Potts critical frontiers of inhomogeneous and asymmetric bow-tie lattices

TL;DR

This paper derives exact critical frontiers for the Potts model on inhomogeneous and asymmetric bow-tie lattices by decomposing complex lattices into triangular cells, expanding the class of solvable models.

Contribution

It introduces a method to find exact critical points on more general inhomogeneous lattices, including 4-uniform and asymmetric bow-tie lattices, using lattice decomposition techniques.

Findings

Exact critical frontiers for various inhomogeneous bow-tie lattices

Critical points for asymmetric bow-tie lattices

Extension of solvable models to more complex lattice structures

Abstract

We study the critical frontiers of the Potts model on two-dimensional bow-tie lattices with fully inhomogeneous coupling constants.

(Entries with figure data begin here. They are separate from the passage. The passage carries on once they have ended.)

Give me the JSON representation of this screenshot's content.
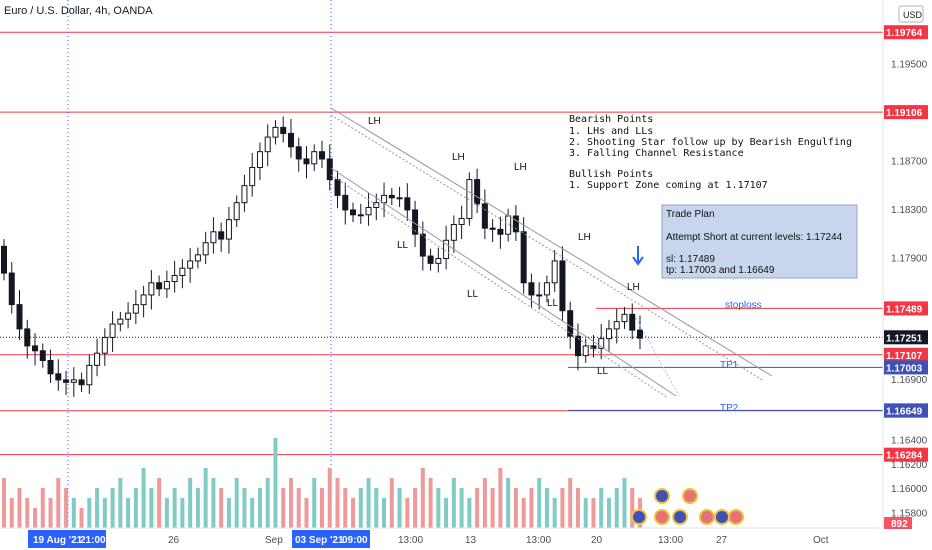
{
  "header": {
    "symbol_title": "Euro / U.S. Dollar, 4h, OANDA",
    "currency_badge": "USD"
  },
  "price_axis": {
    "labels": [
      "1.19500",
      "1.18700",
      "1.18300",
      "1.17900",
      "1.16900",
      "1.16400",
      "1.16200",
      "1.16000",
      "1.15800"
    ],
    "ymin": 1.1568,
    "ymax": 1.1998
  },
  "horizontal_levels": [
    {
      "price": 1.19764,
      "label": "1.19764",
      "color": "#f23645"
    },
    {
      "price": 1.19106,
      "label": "1.19106",
      "color": "#f23645"
    },
    {
      "price": 1.17489,
      "label": "1.17489",
      "color": "#f23645"
    },
    {
      "price": 1.17107,
      "label": "1.17107",
      "color": "#f23645"
    },
    {
      "price": 1.16646,
      "label": "1.16646",
      "color": "#f23645"
    },
    {
      "price": 1.16284,
      "label": "1.16284",
      "color": "#f23645"
    }
  ],
  "trade_levels": [
    {
      "price": 1.17003,
      "label": "1.17003",
      "color": "#3f51b5",
      "name": "TP1"
    },
    {
      "price": 1.16649,
      "label": "1.16649",
      "color": "#3f51b5",
      "name": "TP2"
    }
  ],
  "current_price": {
    "price": 1.17251,
    "label": "1.17251"
  },
  "level_names": {
    "stoploss": "stoploss",
    "tp1": "TP1",
    "tp2": "TP2"
  },
  "volume_badge": "892",
  "time_axis": {
    "labels": [
      "26",
      "Sep",
      "13:00",
      "13",
      "13:00",
      "20",
      "13:00",
      "27",
      "Oct"
    ],
    "highlighted": [
      "19 Aug '21",
      "21:00",
      "03 Sep '21",
      "09:00"
    ]
  },
  "annotations": {
    "bearish_title": "Bearish Points",
    "bearish_1": "1. LHs and LLs",
    "bearish_2": "2. Shooting Star follow up by Bearish Engulfing",
    "bearish_3": "3. Falling Channel Resistance",
    "bullish_title": "Bullish Points",
    "bullish_1": "1. Support Zone coming at 1.17107"
  },
  "trade_plan": {
    "title": "Trade Plan",
    "line1": "Attempt Short at current levels: 1.17244",
    "line2": "sl: 1.17489",
    "line3": "tp: 1.17003 and 1.16649"
  },
  "swing_labels": [
    "LH",
    "LH",
    "LH",
    "LH",
    "LH",
    "LL",
    "LL",
    "LL",
    "LL"
  ],
  "chart_data": {
    "type": "candlestick",
    "symbol": "EURUSD",
    "timeframe": "4h",
    "close_approx": [
      1.1778,
      1.1752,
      1.1732,
      1.1718,
      1.1714,
      1.1706,
      1.1695,
      1.169,
      1.1688,
      1.169,
      1.1686,
      1.1702,
      1.1712,
      1.1725,
      1.1736,
      1.174,
      1.1745,
      1.1752,
      1.176,
      1.177,
      1.1765,
      1.1771,
      1.1776,
      1.1782,
      1.1788,
      1.1793,
      1.1803,
      1.1812,
      1.1806,
      1.1822,
      1.1836,
      1.185,
      1.1865,
      1.1878,
      1.189,
      1.1898,
      1.1893,
      1.1882,
      1.1872,
      1.1868,
      1.1878,
      1.1872,
      1.1855,
      1.1842,
      1.183,
      1.1826,
      1.1826,
      1.1832,
      1.1836,
      1.1842,
      1.184,
      1.184,
      1.183,
      1.181,
      1.1792,
      1.1786,
      1.179,
      1.1805,
      1.1818,
      1.1823,
      1.1855,
      1.1835,
      1.1815,
      1.1814,
      1.181,
      1.1825,
      1.1812,
      1.177,
      1.176,
      1.176,
      1.177,
      1.1788,
      1.1747,
      1.1726,
      1.171,
      1.1718,
      1.1716,
      1.1724,
      1.1732,
      1.1738,
      1.1744,
      1.1731,
      1.17244
    ],
    "volume_approx": [
      5,
      3,
      4,
      3,
      2,
      4,
      3,
      5,
      4,
      3,
      2,
      3,
      4,
      3,
      4,
      5,
      3,
      4,
      6,
      4,
      5,
      3,
      4,
      3,
      5,
      4,
      6,
      5,
      4,
      3,
      5,
      4,
      3,
      4,
      5,
      9,
      4,
      5,
      4,
      3,
      5,
      4,
      6,
      5,
      4,
      3,
      4,
      5,
      4,
      3,
      5,
      4,
      3,
      4,
      6,
      5,
      4,
      3,
      5,
      4,
      3,
      4,
      5,
      4,
      6,
      5,
      4,
      3,
      4,
      5,
      4,
      3,
      4,
      5,
      4,
      3,
      3,
      4,
      3,
      4,
      5,
      4,
      3
    ],
    "ylim": [
      1.1568,
      1.1998
    ]
  }
}
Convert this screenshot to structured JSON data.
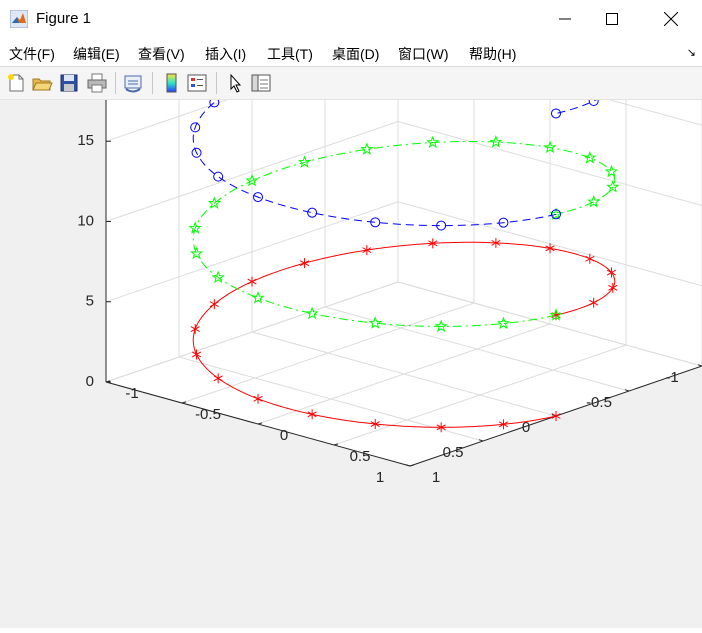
{
  "window": {
    "title": "Figure 1"
  },
  "menu": [
    {
      "label": "文件(F)"
    },
    {
      "label": "编辑(E)"
    },
    {
      "label": "查看(V)"
    },
    {
      "label": "插入(I)"
    },
    {
      "label": "工具(T)"
    },
    {
      "label": "桌面(D)"
    },
    {
      "label": "窗口(W)"
    },
    {
      "label": "帮助(H)"
    }
  ],
  "toolbar": {
    "icons": [
      "new-figure-icon",
      "open-file-icon",
      "save-icon",
      "print-icon",
      "link-plot-icon",
      "colorbar-icon",
      "legend-icon",
      "edit-pointer-icon",
      "property-inspector-icon"
    ]
  },
  "chart_data": {
    "type": "line",
    "subtype": "3d-helix",
    "title": "",
    "xlabel": "",
    "ylabel": "",
    "zlabel": "",
    "xlim": [
      -1,
      1
    ],
    "ylim": [
      -1,
      1
    ],
    "zlim": [
      0,
      18
    ],
    "x_ticks": [
      "-1",
      "-0.5",
      "0",
      "0.5",
      "1"
    ],
    "y_ticks": [
      "-1",
      "-0.5",
      "0",
      "0.5",
      "1"
    ],
    "z_ticks": [
      "0",
      "5",
      "10",
      "15"
    ],
    "grid": true,
    "series": [
      {
        "color": "#ff0000",
        "line": "solid",
        "marker": "*",
        "points": {
          "t_start": 0,
          "t_end": 6.2832,
          "count": 21,
          "x": "sin(t)",
          "y": "cos(t)",
          "z": "t"
        }
      },
      {
        "color": "#00ff00",
        "line": "dashdot",
        "marker": "pentagram",
        "points": {
          "t_start": 6.2832,
          "t_end": 12.5664,
          "count": 21,
          "x": "sin(t)",
          "y": "cos(t)",
          "z": "t"
        }
      },
      {
        "color": "#0000ff",
        "line": "dashed",
        "marker": "o",
        "points": {
          "t_start": 12.5664,
          "t_end": 18.8496,
          "count": 21,
          "x": "sin(t)",
          "y": "cos(t)",
          "z": "t"
        }
      }
    ]
  }
}
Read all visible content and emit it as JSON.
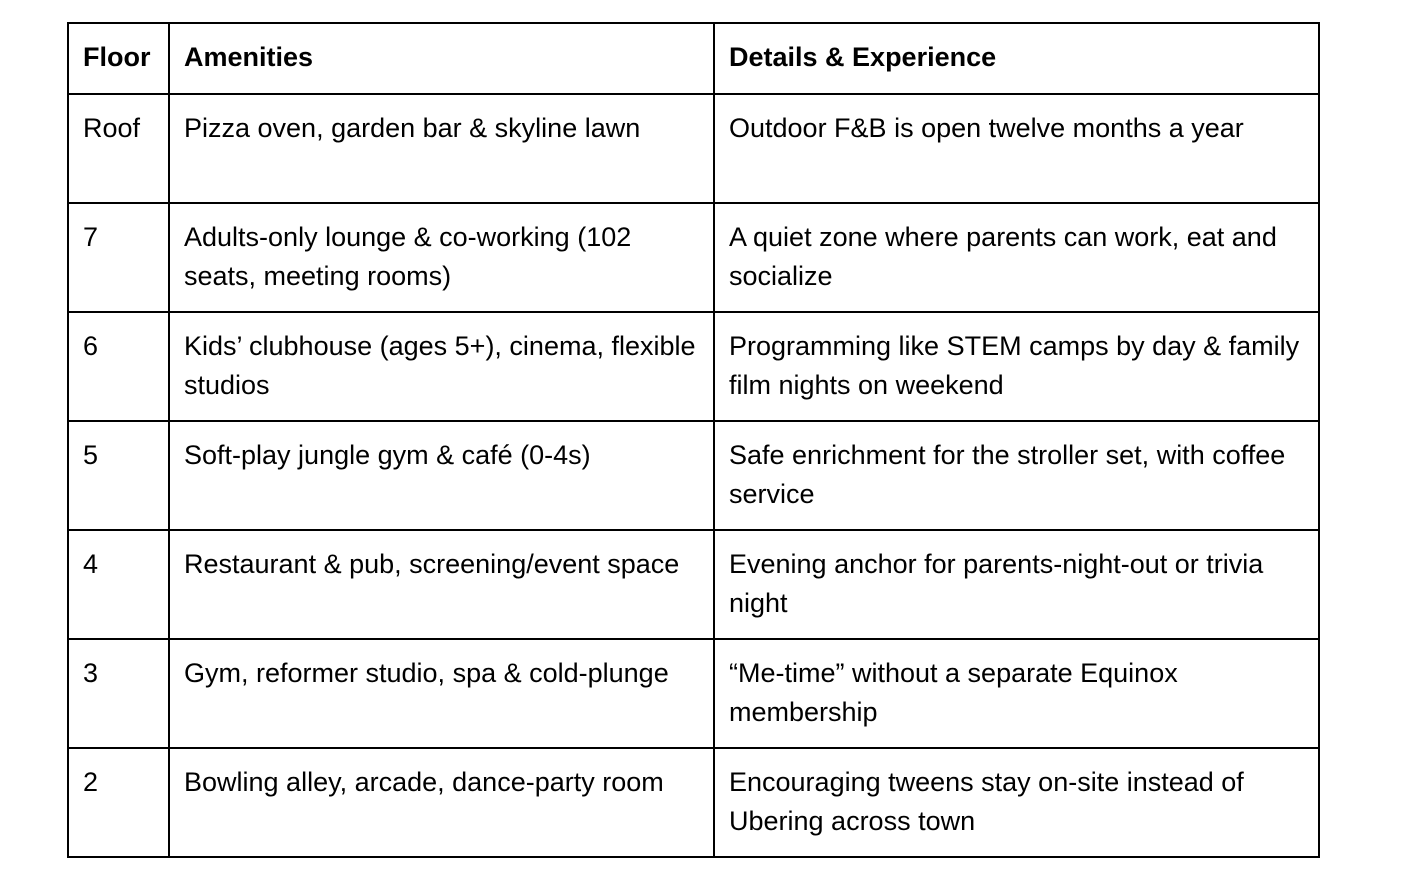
{
  "table": {
    "headers": [
      "Floor",
      "Amenities",
      "Details & Experience"
    ],
    "rows": [
      [
        "Roof",
        "Pizza oven, garden bar & skyline lawn",
        "Outdoor F&B is open twelve months a year"
      ],
      [
        "7",
        "Adults-only lounge & co-working (102 seats, meeting rooms)",
        "A quiet zone where parents can work, eat and socialize"
      ],
      [
        "6",
        "Kids’ clubhouse (ages 5+), cinema, flexible studios",
        "Programming like STEM camps by day & family film nights on weekend"
      ],
      [
        "5",
        "Soft-play jungle gym & café (0-4s)",
        "Safe enrichment for the stroller set, with coffee service"
      ],
      [
        "4",
        "Restaurant & pub, screening/event space",
        "Evening anchor for parents-night-out or trivia night"
      ],
      [
        "3",
        "Gym, reformer studio, spa & cold-plunge",
        "“Me-time” without a separate Equinox membership"
      ],
      [
        "2",
        "Bowling alley, arcade, dance-party room",
        "Encouraging tweens stay on-site instead of Ubering across town"
      ]
    ]
  }
}
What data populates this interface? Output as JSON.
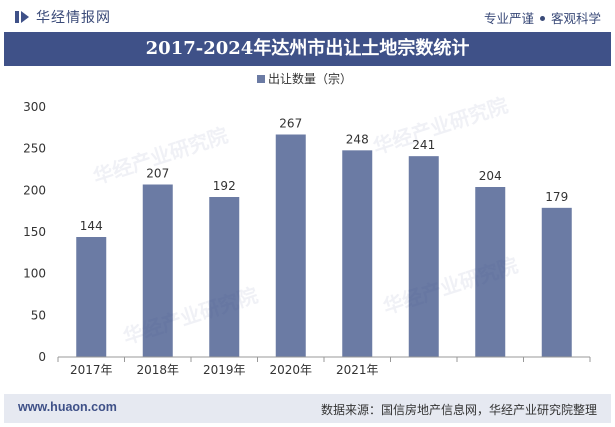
{
  "header": {
    "brand": "华经情报网",
    "tagline_left": "专业严谨",
    "tagline_right": "客观科学"
  },
  "footer": {
    "url": "www.huaon.com",
    "source": "数据来源：国信房地产信息网，华经产业研究院整理"
  },
  "watermark": "华经产业研究院",
  "colors": {
    "bar": "#6b7ba4",
    "title_bg": "#3f5188",
    "footer_bg": "#e6e9f1"
  },
  "chart_data": {
    "type": "bar",
    "title": "2017-2024年达州市出让土地宗数统计",
    "categories": [
      "2017年",
      "2018年",
      "2019年",
      "2020年",
      "2021年",
      "",
      "",
      ""
    ],
    "series": [
      {
        "name": "出让数量（宗）",
        "values": [
          144,
          207,
          192,
          267,
          248,
          241,
          204,
          179
        ]
      }
    ],
    "data_labels": [
      "144",
      "207",
      "192",
      "267",
      "248",
      "241",
      "204",
      "179"
    ],
    "ylim": [
      0,
      300
    ],
    "yticks": [
      0,
      50,
      100,
      150,
      200,
      250,
      300
    ],
    "legend_position": "top-center",
    "grid": false
  }
}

Generally, for the Potts critical frontier to be found exactly, the underlying lattice must be a 3-uniform hypergraph. A more general class of lattices are the 4-uniform ones, with unit cells contained within four boundary vertices. We demonstrate that in some cases, such lattices can be decomposed into triangular cells, and solved using a modification of standard techniques. This leads to the exact inhomogeneous Potts critical frontiers on various lattices, such as the bow-tie lattice with five different couplings, and critical points for asymmetric bow-tie lattices.